Anyway, the recently announced that the first dataset is “consistent with the background-only hypothesis” at the 90% confidence level (http://arxiv.org/abs/1310.8214). In other words, they have not detected anything other then what the standard model predicts. This is in contrast to some other recent results from similar experiments. For those of us who love the standard model and think we just need to work on gravity a little harder, this is one for the win column. Even if I’m the only one counting it as such…

The Ice Cube detector is based on the same principle, but is looking for neutrinos.
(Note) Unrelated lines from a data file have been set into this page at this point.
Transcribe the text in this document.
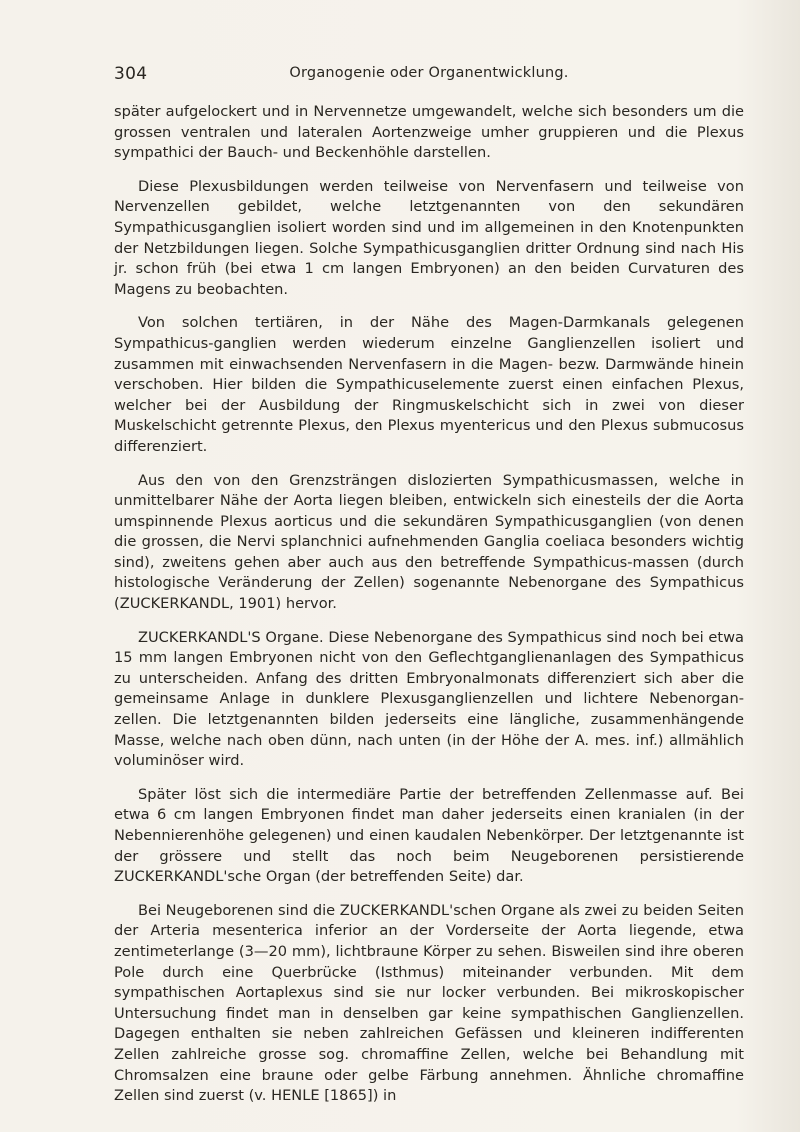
304	Organogenie oder Organentwicklung.

später aufgelockert und in Nervennetze umgewandelt, welche sich besonders um die grossen ventralen und lateralen Aortenzweige umher gruppieren und die Plexus sympathici der Bauch- und Beckenhöhle darstellen.

Diese Plexusbildungen werden teilweise von Nervenfasern und teilweise von Nervenzellen gebildet, welche letztgenannten von den sekundären Sympathicusganglien isoliert worden sind und im allgemeinen in den Knotenpunkten der Netzbildungen liegen. Solche Sympathicusganglien dritter Ordnung sind nach His jr. schon früh (bei etwa 1 cm langen Embryonen) an den beiden Curvaturen des Magens zu beobachten.

Von solchen tertiären, in der Nähe des Magen-Darmkanals gelegenen Sympathicus-ganglien werden wiederum einzelne Ganglienzellen isoliert und zusammen mit einwachsenden Nervenfasern in die Magen- bezw. Darmwände hinein verschoben. Hier bilden die Sympathicuselemente zuerst einen einfachen Plexus, welcher bei der Ausbildung der Ringmuskelschicht sich in zwei von dieser Muskelschicht getrennte Plexus, den Plexus myentericus und den Plexus submucosus differenziert.

Aus den von den Grenzsträngen dislozierten Sympathicusmassen, welche in unmittelbarer Nähe der Aorta liegen bleiben, entwickeln sich einesteils der die Aorta umspinnende Plexus aorticus und die sekundären Sympathicusganglien (von denen die grossen, die Nervi splanchnici aufnehmenden Ganglia coeliaca besonders wichtig sind), zweitens gehen aber auch aus den betreffende Sympathicus-massen (durch histologische Veränderung der Zellen) sogenannte Nebenorgane des Sympathicus (ZUCKERKANDL, 1901) hervor.

ZUCKERKANDL'S Organe. Diese Nebenorgane des Sympathicus sind noch bei etwa 15 mm langen Embryonen nicht von den Geflechtganglienanlagen des Sympathicus zu unterscheiden. Anfang des dritten Embryonalmonats differenziert sich aber die gemeinsame Anlage in dunklere Plexusganglienzellen und lichtere Nebenorgan-zellen. Die letztgenannten bilden jederseits eine längliche, zusammenhängende Masse, welche nach oben dünn, nach unten (in der Höhe der A. mes. inf.) allmählich voluminöser wird.

Später löst sich die intermediäre Partie der betreffenden Zellenmasse auf. Bei etwa 6 cm langen Embryonen findet man daher jederseits einen kranialen (in der Nebennierenhöhe gelegenen) und einen kaudalen Nebenkörper. Der letztgenannte ist der grössere und stellt das noch beim Neugeborenen persistierende ZUCKERKANDL'sche Organ (der betreffenden Seite) dar.

Bei Neugeborenen sind die ZUCKERKANDL'schen Organe als zwei zu beiden Seiten der Arteria mesenterica inferior an der Vorderseite der Aorta liegende, etwa zentimeterlange (3—20 mm), lichtbraune Körper zu sehen. Bisweilen sind ihre oberen Pole durch eine Querbrücke (Isthmus) miteinander verbunden. Mit dem sympathischen Aortaplexus sind sie nur locker verbunden. Bei mikroskopischer Untersuchung findet man in denselben gar keine sympathischen Ganglienzellen. Dagegen enthalten sie neben zahlreichen Gefässen und kleineren indifferenten Zellen zahlreiche grosse sog. chromaffine Zellen, welche bei Behandlung mit Chromsalzen eine braune oder gelbe Färbung annehmen. Ähnliche chromaffine Zellen sind zuerst (v. HENLE [1865]) in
These little guys are the last piece of the standard model which contains some uncertainty (now that we have found Higgs, anyway…). We know they exist, we just need to fill in some details like their exact masses and exact character. They also interact only weakly, but in order to get the largest possible sample, you want the largest possible amount of matter in your detector. This material should also be relatively transluscent, since you are looking for flashes of light. So, they drilled a bunch of holes in the Antarctic Ice, lowered some cameras in, and looked for flashes of light from neutrinos interacting with frozen water! I think this is such a cool idea – their detector is effectively a cubic kilometer in size! The Xenon detector is a cylinder 6 m tall with a radius of under 4 m. So that’s around a million times the size of Xenon. Despite being so damn huge, they found a paltry 28 neutrino candidates (http://www.sciencemag.org/content/342/6161/1242856). Which is actually more then twice what was predicted!
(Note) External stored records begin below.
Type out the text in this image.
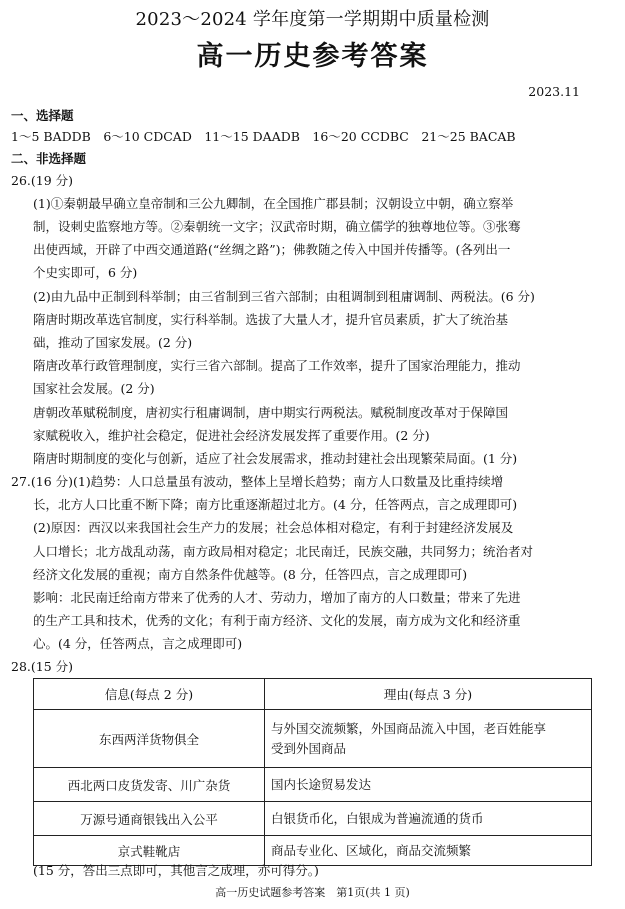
2023～2024 学年度第一学期期中质量检测
高一历史参考答案
2023.11
一、选择题
1～5 BADDB　6～10 CDCAD　11～15 DAADB　16～20 CCDBC　21～25 BACAB
二、非选择题
26.(19 分)
(1)①秦朝最早确立皇帝制和三公九卿制，在全国推广郡县制；汉朝设立中朝，确立察举
制，设刺史监察地方等。②秦朝统一文字；汉武帝时期，确立儒学的独尊地位等。③张骞
出使西域，开辟了中西交通道路(“丝绸之路”)；佛教随之传入中国并传播等。(各列出一
个史实即可，6 分)
(2)由九品中正制到科举制；由三省制到三省六部制；由租调制到租庸调制、两税法。(6 分)
隋唐时期改革选官制度，实行科举制。选拔了大量人才，提升官员素质，扩大了统治基
础，推动了国家发展。(2 分)
隋唐改革行政管理制度，实行三省六部制。提高了工作效率，提升了国家治理能力，推动
国家社会发展。(2 分)
唐朝改革赋税制度，唐初实行租庸调制，唐中期实行两税法。赋税制度改革对于保障国
家赋税收入，维护社会稳定，促进社会经济发展发挥了重要作用。(2 分)
隋唐时期制度的变化与创新，适应了社会发展需求，推动封建社会出现繁荣局面。(1 分)
27.(16 分)(1)趋势：人口总量虽有波动，整体上呈增长趋势；南方人口数量及比重持续增
长，北方人口比重不断下降；南方比重逐渐超过北方。(4 分，任答两点，言之成理即可)
(2)原因：西汉以来我国社会生产力的发展；社会总体相对稳定，有利于封建经济发展及
人口增长；北方战乱动荡，南方政局相对稳定；北民南迁，民族交融，共同努力；统治者对
经济文化发展的重视；南方自然条件优越等。(8 分，任答四点，言之成理即可)
影响：北民南迁给南方带来了优秀的人才、劳动力，增加了南方的人口数量；带来了先进
的生产工具和技术，优秀的文化；有利于南方经济、文化的发展，南方成为文化和经济重
心。(4 分，任答两点，言之成理即可)
28.(15 分)
信息(每点 2 分)	理由(每点 3 分)
东西两洋货物俱全	与外国交流频繁，外国商品流入中国，老百姓能享
受到外国商品
西北两口皮货发寄、川广杂货	国内长途贸易发达
万源号通商银钱出入公平	白银货币化，白银成为普遍流通的货币
京式鞋靴店	商品专业化、区域化，商品交流频繁
(15 分，答出三点即可，其他言之成理，亦可得分。)
高一历史试题参考答案　第1页(共 1 页)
At 28 neutrinos, I guess one can’t get overly excited about the numbers, but there is something quite striking about their energies – from 30 TeV to 1200 TeV. Compare this with the LHC, which is currently operating at 8 GeV – these neutrinos are over 1000 times the energy present in LHC collisions. These kind of experiments allow us to probe energy scales which are generally impossible to reach on Earth. Basically, Universe is much better at accelerating than we could ever be.

In my opinion, these types of experiments are the future – they allow us to directly answer questions about unexplained phenomena, and they do it pretty cheap (relatively). Although people are already talking about the next big machine after the LHC, without direct detection of dark matter such a prospect seems highly unlikely, and would likely leave the neutrino problem completely untouched. It seems that Astroparticle physics is a bit of a growth area for the physical sciences, and has the potential to open up entirely new “eyes” on the universe. Very Exciting!